Вокруг Света - Журнал «Вокруг Света» №04 за 1991 год
Для нерадиолюбителей объясню смысл цифр. «28» — высота полета. «4600» — цифровое выражение высоты полета в метрах, «48» — будем делать посадку. «3400» — ? «92» — Леваневский. Вот этот знак вопроса и не дает покоя многим исследователям. Никто за последние пятьдесят четыре года так и не разгадал, что это за цифры — «3400».
Исследователи гибели самолета Н-209, что называется, разделились на три лагеря, каждый из которых отстаивает свою версию. Напомним суть этих версий. Первая строится на расшифровке загадочных цифр. Например, у штурмана Н-209 В. Левченко в числе прочих навигационных документов имелась разбитая на квадраты метеокарта Арктики, используемая при получении метеосводок. Авторы этой версии считают, что цифры «3400» обозначают квадрат на карте метеокодов, приходящихся на северную часть Канадского архипелага.
Согласно второй версии экипаж при вероятном отказе или неустойчивой работе навигационных приборов все время уклонялся вправо от намеченного курса и спустя многие часы полета оказался... в Якутии.

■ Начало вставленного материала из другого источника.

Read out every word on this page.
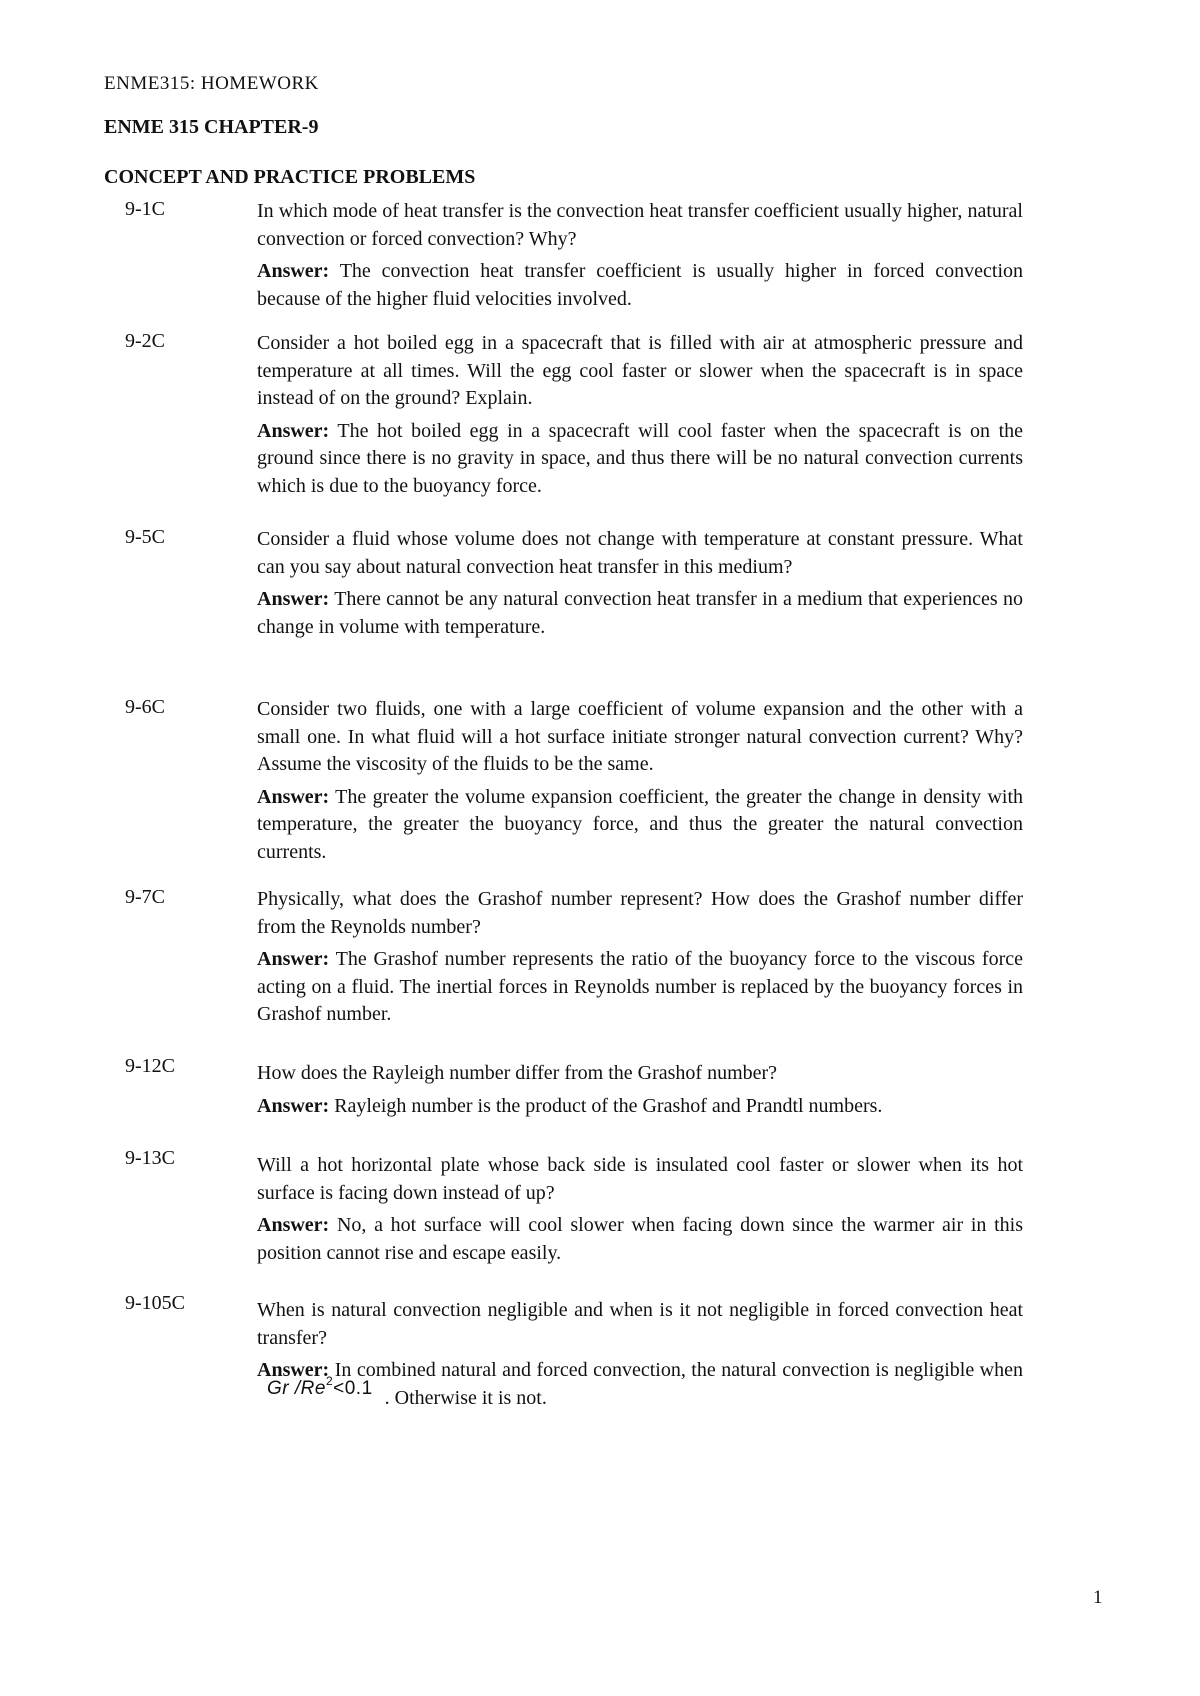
ENME315: HOMEWORK
ENME 315 CHAPTER-9
CONCEPT AND PRACTICE PROBLEMS
9-1C	In which mode of heat transfer is the convection heat transfer coefficient usually higher, natural convection or forced convection? Why?

Answer: The convection heat transfer coefficient is usually higher in forced convection because of the higher fluid velocities involved.

9-2C	Consider a hot boiled egg in a spacecraft that is filled with air at atmospheric pressure and temperature at all times. Will the egg cool faster or slower when the spacecraft is in space instead of on the ground? Explain.

Answer: The hot boiled egg in a spacecraft will cool faster when the spacecraft is on the ground since there is no gravity in space, and thus there will be no natural convection currents which is due to the buoyancy force.

9-5C	Consider a fluid whose volume does not change with temperature at constant pressure. What can you say about natural convection heat transfer in this medium?

Answer: There cannot be any natural convection heat transfer in a medium that experiences no change in volume with temperature.

9-6C	Consider two fluids, one with a large coefficient of volume expansion and the other with a small one. In what fluid will a hot surface initiate stronger natural convection current? Why? Assume the viscosity of the fluids to be the same.

Answer: The greater the volume expansion coefficient, the greater the change in density with temperature, the greater the buoyancy force, and thus the greater the natural convection currents.

9-7C	Physically, what does the Grashof number represent? How does the Grashof number differ from the Reynolds number?

Answer: The Grashof number represents the ratio of the buoyancy force to the viscous force acting on a fluid. The inertial forces in Reynolds number is replaced by the buoyancy forces in Grashof number.

9-12C	How does the Rayleigh number differ from the Grashof number?

Answer: Rayleigh number is the product of the Grashof and Prandtl numbers.

9-13C	Will a hot horizontal plate whose back side is insulated cool faster or slower when its hot surface is facing down instead of up?

Answer: No, a hot surface will cool slower when facing down since the warmer air in this position cannot rise and escape easily.

9-105C	When is natural convection negligible and when is it not negligible in forced convection heat transfer?

Answer: In combined natural and forced convection, the natural convection is negligible whenGr $/Re^2<0.1$ . Otherwise it is not.

1
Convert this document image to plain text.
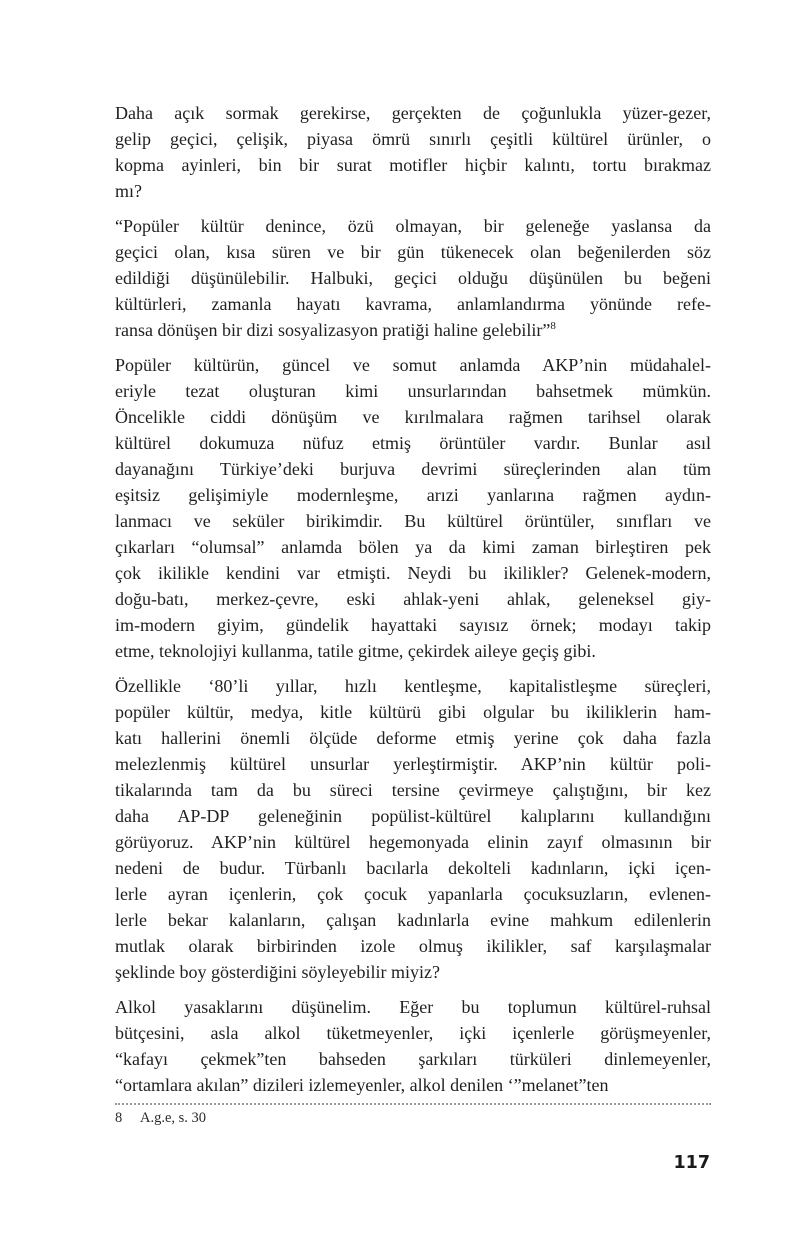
Daha açık sormak gerekirse, gerçekten de çoğunlukla yüzer-gezer,
gelip geçici, çelişik, piyasa ömrü sınırlı çeşitli kültürel ürünler, o
kopma ayinleri, bin bir surat motifler hiçbir kalıntı, tortu bırakmaz
mı?
“Popüler kültür denince, özü olmayan, bir geleneğe yaslansa da
geçici olan, kısa süren ve bir gün tükenecek olan beğenilerden söz
edildiği düşünülebilir. Halbuki, geçici olduğu düşünülen bu beğeni
kültürleri, zamanla hayatı kavrama, anlamlandırma yönünde refe-
ransa dönüşen bir dizi sosyalizasyon pratiği haline gelebilir”$^8$
Popüler kültürün, güncel ve somut anlamda AKP’nin müdahalel-
eriyle tezat oluşturan kimi unsurlarından bahsetmek mümkün.
Öncelikle ciddi dönüşüm ve kırılmalara rağmen tarihsel olarak
kültürel dokumuza nüfuz etmiş örüntüler vardır. Bunlar asıl
dayanağını Türkiye’deki burjuva devrimi süreçlerinden alan tüm
eşitsiz gelişimiyle modernleşme, arızi yanlarına rağmen aydın-
lanmacı ve seküler birikimdir. Bu kültürel örüntüler, sınıfları ve
çıkarları “olumsal” anlamda bölen ya da kimi zaman birleştiren pek
çok ikilikle kendini var etmişti. Neydi bu ikilikler? Gelenek-modern,
doğu-batı, merkez-çevre, eski ahlak-yeni ahlak, geleneksel giy-
im-modern giyim, gündelik hayattaki sayısız örnek; modayı takip
etme, teknolojiyi kullanma, tatile gitme, çekirdek aileye geçiş gibi.
Özellikle ‘80’li yıllar, hızlı kentleşme, kapitalistleşme süreçleri,
popüler kültür, medya, kitle kültürü gibi olgular bu ikiliklerin ham-
katı hallerini önemli ölçüde deforme etmiş yerine çok daha fazla
melezlenmiş kültürel unsurlar yerleştirmiştir. AKP’nin kültür poli-
tikalarında tam da bu süreci tersine çevirmeye çalıştığını, bir kez
daha AP-DP geleneğinin popülist-kültürel kalıplarını kullandığını
görüyoruz. AKP’nin kültürel hegemonyada elinin zayıf olmasının bir
nedeni de budur. Türbanlı bacılarla dekolteli kadınların, içki içen-
lerle ayran içenlerin, çok çocuk yapanlarla çocuksuzların, evlenen-
lerle bekar kalanların, çalışan kadınlarla evine mahkum edilenlerin
mutlak olarak birbirinden izole olmuş ikilikler, saf karşılaşmalar
şeklinde boy gösterdiğini söyleyebilir miyiz?
Alkol yasaklarını düşünelim. Eğer bu toplumun kültürel-ruhsal
bütçesini, asla alkol tüketmeyenler, içki içenlerle görüşmeyenler,
“kafayı çekmek”ten bahseden şarkıları türküleri dinlemeyenler,
“ortamlara akılan” dizileri izlemeyenler, alkol denilen ‘”melanet”ten
8 A.g.e, s. 30
117
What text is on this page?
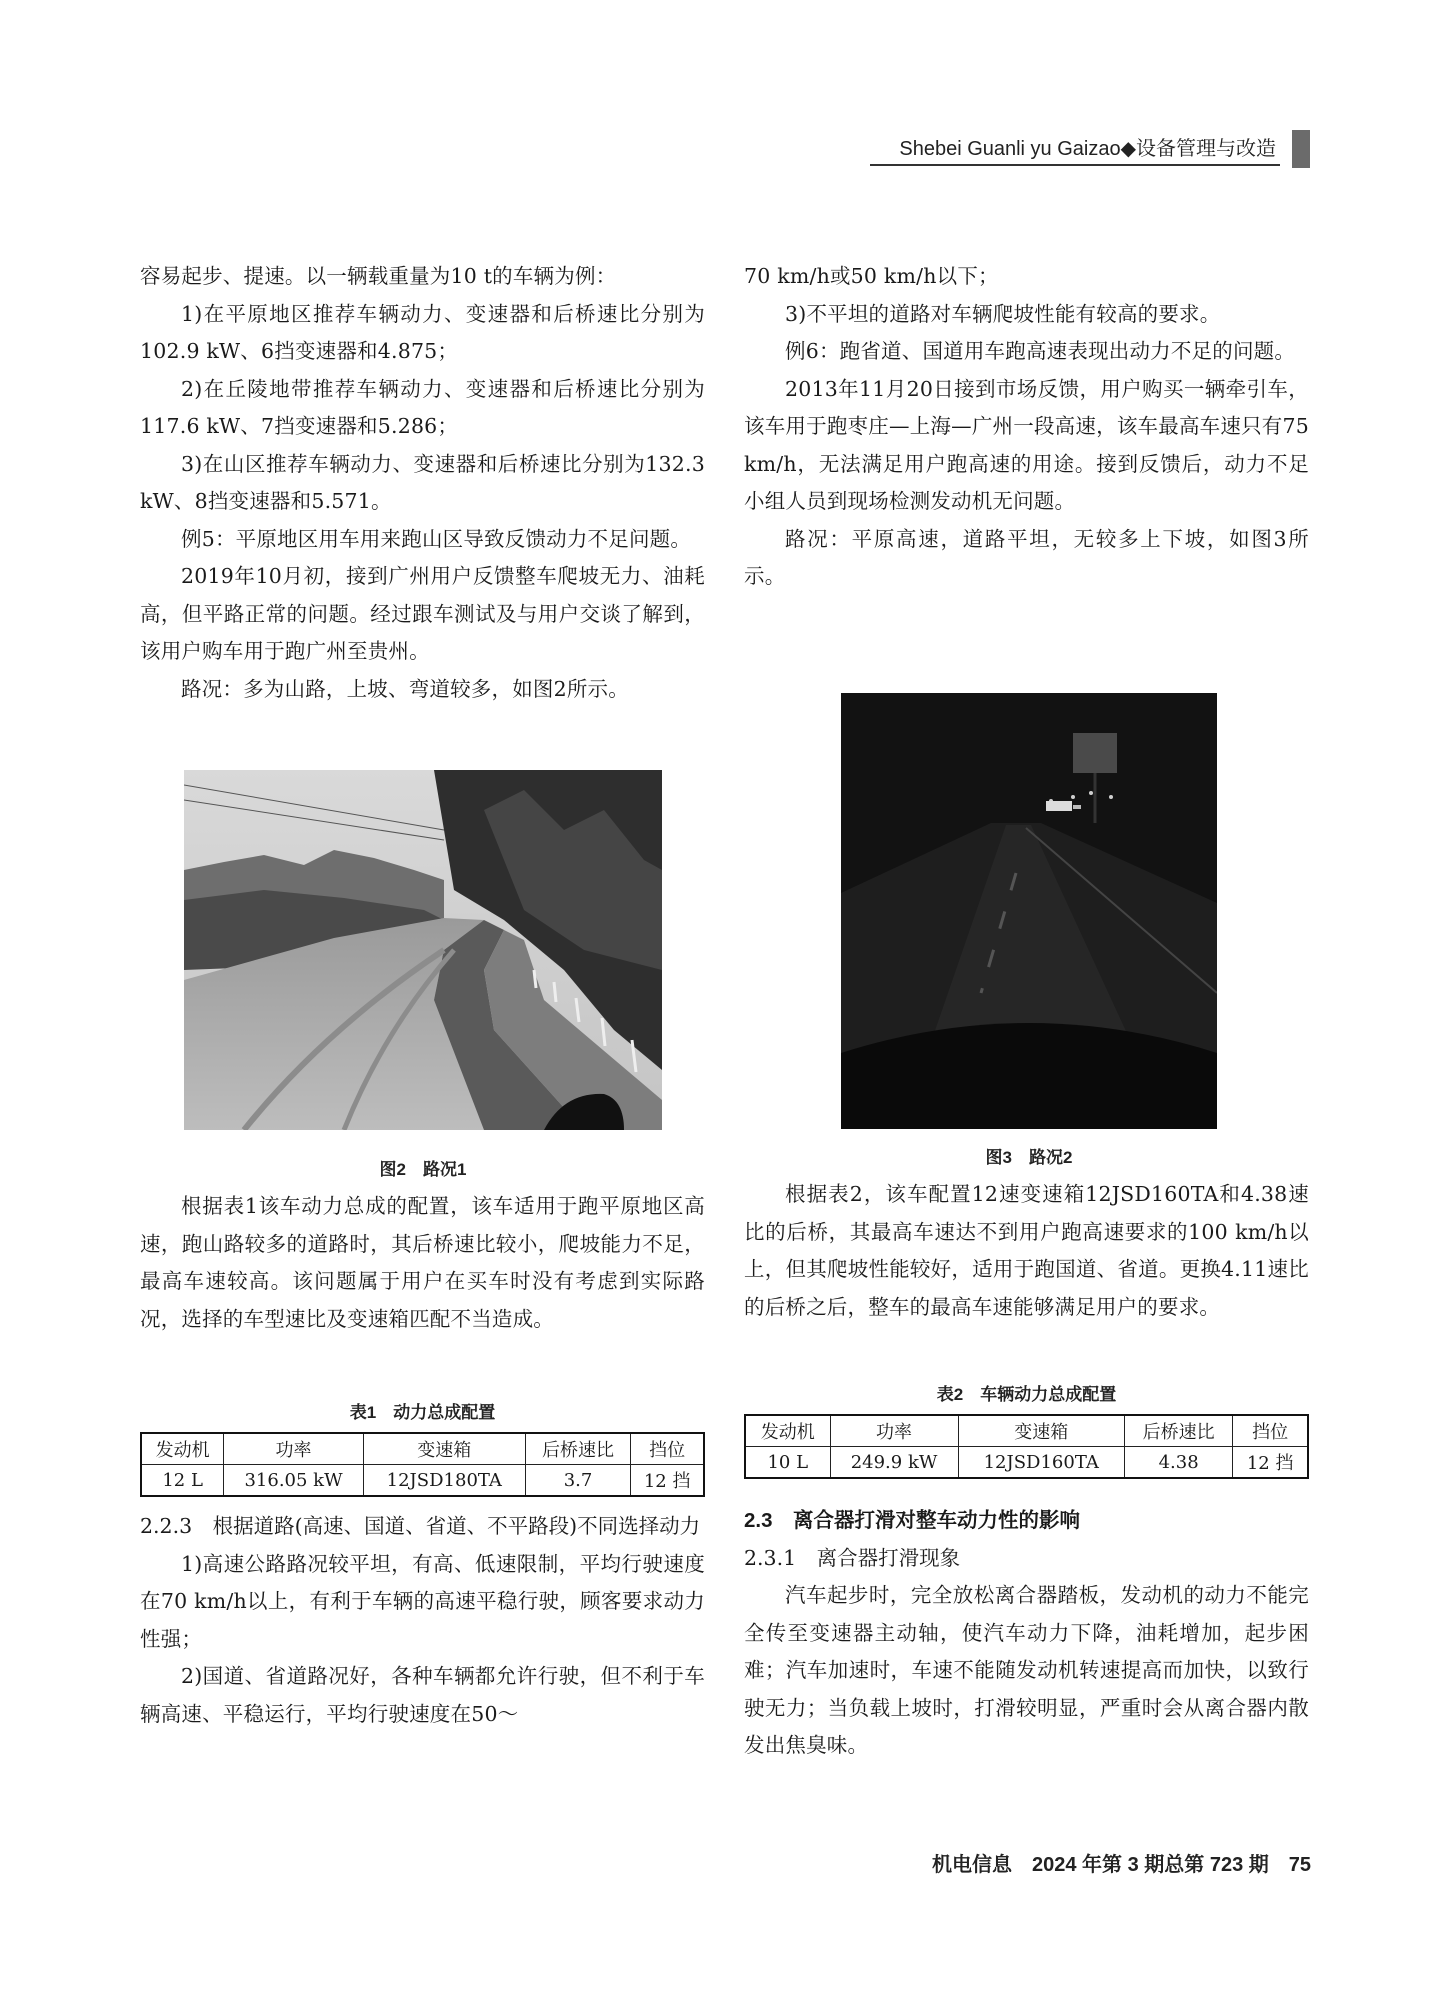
Shebei Guanli yu Gaizao◆设备管理与改造

容易起步、提速。以一辆载重量为10 t的车辆为例：

1)在平原地区推荐车辆动力、变速器和后桥速比分别为102.9 kW、6挡变速器和4.875；

2)在丘陵地带推荐车辆动力、变速器和后桥速比分别为117.6 kW、7挡变速器和5.286；

3)在山区推荐车辆动力、变速器和后桥速比分别为132.3 kW、8挡变速器和5.571。

例5：平原地区用车用来跑山区导致反馈动力不足问题。

2019年10月初，接到广州用户反馈整车爬坡无力、油耗高，但平路正常的问题。经过跟车测试及与用户交谈了解到，该用户购车用于跑广州至贵州。

路况：多为山路，上坡、弯道较多，如图2所示。

图2　路况1

根据表1该车动力总成的配置，该车适用于跑平原地区高速，跑山路较多的道路时，其后桥速比较小，爬坡能力不足，最高车速较高。该问题属于用户在买车时没有考虑到实际路况，选择的车型速比及变速箱匹配不当造成。

表1　动力总成配置
发动机	功率	变速箱	后桥速比	挡位
12 L	316.05 kW	12JSD180TA	3.7	12 挡

2.2.3　根据道路(高速、国道、省道、不平路段)不同选择动力

1)高速公路路况较平坦，有高、低速限制，平均行驶速度在70 km/h以上，有利于车辆的高速平稳行驶，顾客要求动力性强；

2)国道、省道路况好，各种车辆都允许行驶，但不利于车辆高速、平稳运行，平均行驶速度在50～

70 km/h或50 km/h以下；

3)不平坦的道路对车辆爬坡性能有较高的要求。

例6：跑省道、国道用车跑高速表现出动力不足的问题。

2013年11月20日接到市场反馈，用户购买一辆牵引车，该车用于跑枣庄—上海—广州一段高速，该车最高车速只有75 km/h，无法满足用户跑高速的用途。接到反馈后，动力不足小组人员到现场检测发动机无问题。

路况：平原高速，道路平坦，无较多上下坡，如图3所示。

图3　路况2

根据表2，该车配置12速变速箱12JSD160TA和4.38速比的后桥，其最高车速达不到用户跑高速要求的100 km/h以上，但其爬坡性能较好，适用于跑国道、省道。更换4.11速比的后桥之后，整车的最高车速能够满足用户的要求。

表2　车辆动力总成配置
发动机	功率	变速箱	后桥速比	挡位
10 L	249.9 kW	12JSD160TA	4.38	12 挡

2.3　离合器打滑对整车动力性的影响

2.3.1　离合器打滑现象

汽车起步时，完全放松离合器踏板，发动机的动力不能完全传至变速器主动轴，使汽车动力下降，油耗增加，起步困难；汽车加速时，车速不能随发动机转速提高而加快，以致行驶无力；当负载上坡时，打滑较明显，严重时会从离合器内散发出焦臭味。

机电信息　2024 年第 3 期总第 723 期　75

Третья версия основана на сообщении сержанта С. Моргана о вероятной катастрофе самолета вблизи мыса Оликток на Аляске. Наиболее близка к истине, на мой взгляд, последняя версия. Не мог, хоть убейте, высококлассный летчик Леваневский в чрезвычайной ситуации взять на 90 градусов вправо и упасть в одном из якутских озер. Впрочем, эту версию несколько лет назад проверяла экспедиция газеты «Советская Россия». Обследование озера никаких результатов не дало.
Один мой знакомый, штурман С. Коптелов, считает, что никакой загадки в радиограмме нет. После цифр «48» (посадку будем делать) следует указание причины «34» (отказ двигателя) и координаты посадки «00». Словом, заключительную часть радиограммы следует расшифровывать так: «Посадку будем делать из-за отказа (мотора) в точке с координатами 00», то есть на Северном полюсе.
Итак, будем считать, что на исходе суток 13 августа 1937 года экипаж Леваневского произвел посадку на дрейфующей льдине в районе полюса. Весь следующий день никаких радиограмм с самолета не поступало. Скорее всего экипаж занимался ремонтом отказавшего мотора. По всей видимости, авиаторы отремонтировали в походных условиях самолет и направились в сторону Аляски. 15 августа три местных жителя, эскимосы с мыса Оликток, наблюдали вблизи острова Тэтис двигавшийся на восток большой предмет.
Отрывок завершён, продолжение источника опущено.